The demonstration paired that guided descent with a specific piece of RAM-T hardware called the inflatable payload barrel, a protective container built from either 1.3-inch (3.3-centimeter) or 2.6-inch (6.6-centimeter) thick Hypalon-coated drop-stitch fabric, the same rugged, air-inflatable material commonly used in military boats and pontoons. The barrel comes standard with two of the smaller RAM-T variants and is available as an optional add-on for the larger models, and Onyx designed it to protect a wide range of cargo during the shock of landing, including unmanned systems, communications equipment, weapon systems, and general soft goods, while keeping the overall package light enough not to eat into the payload weight the parachute can actually carry.

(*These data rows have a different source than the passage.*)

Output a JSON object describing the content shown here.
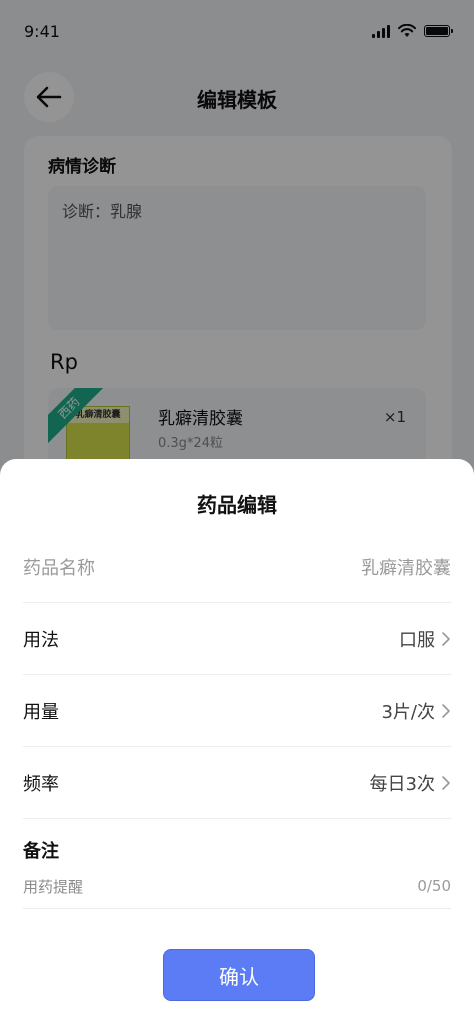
{
  "status_bar": {
    "time": "9:41"
  },
  "nav": {
    "title": "编辑模板",
    "back_icon": "arrow-left-icon"
  },
  "template": {
    "diagnosis_label": "病情诊断",
    "diagnosis_value": "诊断：乳腺",
    "rp_label": "Rp",
    "drug": {
      "tag": "西药",
      "package_text": "乳癖清胶囊",
      "name": "乳癖清胶囊",
      "spec": "0.3g*24粒",
      "quantity": "×1"
    }
  },
  "sheet": {
    "title": "药品编辑",
    "fields": [
      {
        "label": "药品名称",
        "value": "乳癖清胶囊",
        "editable": false
      },
      {
        "label": "用法",
        "value": "口服",
        "editable": true
      },
      {
        "label": "用量",
        "value": "3片/次",
        "editable": true
      },
      {
        "label": "频率",
        "value": "每日3次",
        "editable": true
      }
    ],
    "note": {
      "label": "备注",
      "placeholder": "用药提醒",
      "count": "0/50"
    },
    "confirm_label": "确认"
  },
  "colors": {
    "primary": "#5c7cf6",
    "drug_tag": "#1fae8a",
    "overlay": "rgba(0,0,0,0.42)"
  }
}
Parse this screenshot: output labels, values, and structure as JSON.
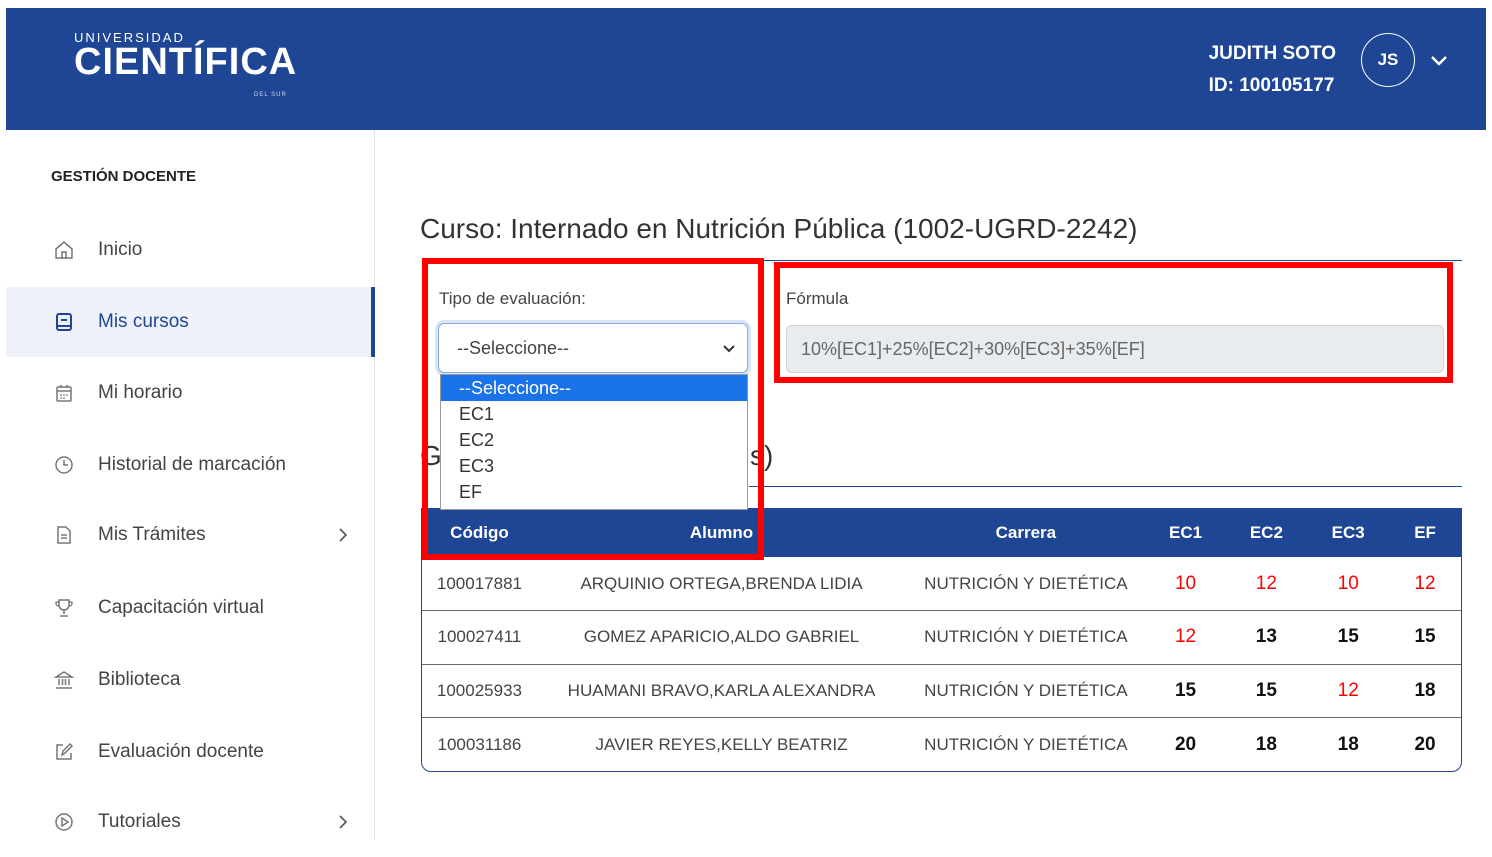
{
  "brand": {
    "line1": "UNIVERSIDAD",
    "line2": "CIENTÍFICA",
    "line3": "DEL SUR"
  },
  "user": {
    "name": "JUDITH SOTO",
    "id": "ID: 100105177",
    "initials": "JS"
  },
  "sidebar": {
    "heading": "GESTIÓN DOCENTE",
    "items": [
      {
        "label": "Inicio",
        "icon": "home-icon"
      },
      {
        "label": "Mis cursos",
        "icon": "book-icon",
        "active": true
      },
      {
        "label": "Mi horario",
        "icon": "calendar-icon"
      },
      {
        "label": "Historial de marcación",
        "icon": "clock-icon"
      },
      {
        "label": "Mis Trámites",
        "icon": "document-icon",
        "has_submenu": true
      },
      {
        "label": "Capacitación virtual",
        "icon": "trophy-icon"
      },
      {
        "label": "Biblioteca",
        "icon": "library-icon"
      },
      {
        "label": "Evaluación docente",
        "icon": "edit-icon"
      },
      {
        "label": "Tutoriales",
        "icon": "play-icon",
        "has_submenu": true
      }
    ]
  },
  "main": {
    "course_title": "Curso: Internado en Nutrición Pública (1002-UGRD-2242)",
    "eval_type": {
      "label": "Tipo de evaluación:",
      "selected": "--Seleccione--",
      "options": [
        "--Seleccione--",
        "EC1",
        "EC2",
        "EC3",
        "EF"
      ]
    },
    "formula": {
      "label": "Fórmula",
      "value": "10%[EC1]+25%[EC2]+30%[EC3]+35%[EF]"
    },
    "section_title_left": "G",
    "section_title_right": "s)"
  },
  "table": {
    "headers": [
      "Código",
      "Alumno",
      "Carrera",
      "EC1",
      "EC2",
      "EC3",
      "EF"
    ],
    "rows": [
      {
        "codigo": "100017881",
        "alumno": "ARQUINIO ORTEGA,BRENDA LIDIA",
        "carrera": "NUTRICIÓN Y DIETÉTICA",
        "ec1": "10",
        "ec2": "12",
        "ec3": "10",
        "ef": "12"
      },
      {
        "codigo": "100027411",
        "alumno": "GOMEZ APARICIO,ALDO GABRIEL",
        "carrera": "NUTRICIÓN Y DIETÉTICA",
        "ec1": "12",
        "ec2": "13",
        "ec3": "15",
        "ef": "15"
      },
      {
        "codigo": "100025933",
        "alumno": "HUAMANI BRAVO,KARLA ALEXANDRA",
        "carrera": "NUTRICIÓN Y DIETÉTICA",
        "ec1": "15",
        "ec2": "15",
        "ec3": "12",
        "ef": "18"
      },
      {
        "codigo": "100031186",
        "alumno": "JAVIER REYES,KELLY BEATRIZ",
        "carrera": "NUTRICIÓN Y DIETÉTICA",
        "ec1": "20",
        "ec2": "18",
        "ec3": "18",
        "ef": "20"
      }
    ]
  },
  "colors": {
    "brand_blue": "#1f4694",
    "low_grade": "#ff0000",
    "highlight": "#ff0000"
  }
}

The RAM-T platform itself comes in four main configurations, ranging from smaller units measuring 34 inches (86 centimeters) across and weighing around 124 pounds (56 kilograms) up to larger variants stretching 40 inches (102 centimeters) and weighing as much as 171 pounds (78 kilograms), each rated to carry a maximum exit weight of 1,000 pounds (450 kilograms) while the straps and hardware holding everything together are rated to withstand up to 10,000 pounds (4,535 kilograms) of force. Every variant rides on a wheeled carriage frame built from 316 stainless steel with polyurethane wheels, letting ground crews roll the loaded system into position for loading rather than having to lift a several-hundred-pound package by hand, and the entire platform supports multiple delivery methods depending on the mission, including tethered tandem drops, conventional static-line delivery, or fully guided parachute systems like the one used in this JPADS demonstration.
Onyx built additional modular accessories around the core RAM-T platform to handle the physics problems that come with dropping unpredictable cargo from an aircraft. A ballast system lets operators add precisely measured weight in 25, 50, or 100 pound (11.3, 22.7, or 45.4 kilogram) increments using sand, fuel, water, or any other granular material, letting crews fine-tune a package’s total weight for stable flight characteristics regardless of what the actual payload weighs on its own. A water-resistant liner protects sensitive cargo from moisture and dust during transit, while a separate inflatable stabilization system uses compressed-air cushions positioned between the payload and its container to prevent the load from shifting horizontally or vertically during the drop, keeping delicate equipment intact through the jolt of landing.
“Mission requirements evolve. Your delivery system should too,” Onyx Industries said in the same LinkedIn post.
A RAM-T unit rigged with an inflatable barrel and a JPADS guidance kit for a precision equipment drop into contested terrain could just as easily carry humanitarian aid supplies into a disaster zone or resupply a remote outpost, swapping accessories rather than swapping out the entire delivery system, an approach that matters increasingly as military logistics planners look for equipment that can do more with fewer dedicated, mission-specific tools cluttering an already overloaded supply chain.